From 5b38ee31616d1532c3c3a6dc644a9160d608ed2f Mon Sep 17 00:00:00 2001
From: Richard Henderson <richard.henderson@linaro.org>
Date: Wed, 25 Oct 2017 07:14:20 -0700
Subject: [PATCH 1/3] tcg: Allow constant pool entries in the prologue
Both ARMv6 and AArch64 currently may drop complex guest_base values
into the constant pool. But generic code wasn't expecting that, and
the pool is not emitted.
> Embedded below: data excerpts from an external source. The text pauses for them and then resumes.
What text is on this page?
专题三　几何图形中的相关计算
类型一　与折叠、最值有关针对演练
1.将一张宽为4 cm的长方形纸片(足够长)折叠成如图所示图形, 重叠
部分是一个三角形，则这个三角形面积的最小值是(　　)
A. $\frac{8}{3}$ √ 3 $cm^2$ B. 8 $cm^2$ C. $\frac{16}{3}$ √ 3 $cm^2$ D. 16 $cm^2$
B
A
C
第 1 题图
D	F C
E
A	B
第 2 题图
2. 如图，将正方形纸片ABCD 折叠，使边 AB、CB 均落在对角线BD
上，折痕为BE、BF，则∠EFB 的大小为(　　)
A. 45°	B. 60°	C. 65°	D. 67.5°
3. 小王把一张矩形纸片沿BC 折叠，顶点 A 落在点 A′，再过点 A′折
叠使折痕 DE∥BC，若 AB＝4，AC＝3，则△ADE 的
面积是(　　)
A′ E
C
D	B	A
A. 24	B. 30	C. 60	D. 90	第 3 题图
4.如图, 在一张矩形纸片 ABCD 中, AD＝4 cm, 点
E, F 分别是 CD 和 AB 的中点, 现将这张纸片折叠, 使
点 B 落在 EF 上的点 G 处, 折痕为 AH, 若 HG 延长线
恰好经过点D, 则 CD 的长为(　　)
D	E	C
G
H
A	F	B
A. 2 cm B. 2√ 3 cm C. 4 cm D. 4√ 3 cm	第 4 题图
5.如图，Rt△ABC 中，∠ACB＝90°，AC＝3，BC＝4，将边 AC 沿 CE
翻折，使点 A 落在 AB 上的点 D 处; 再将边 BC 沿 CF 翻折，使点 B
Correct that.
Tested-by: Emilio G. Cota <cota@braap.org>
Tested-by: Laurent Desnogues <laurent.desnogues@gmail.com>
Reported-by: Laurent Desnogues <laurent.desnogues@gmail.com>
Signed-off-by: Richard Henderson <richard.henderson@linaro.org>
---
tcg/tcg.c | 49 ++++++++++++++++++++++++++++++++++++++++++-------
1 file changed, 42 insertions(+), 7 deletions(-)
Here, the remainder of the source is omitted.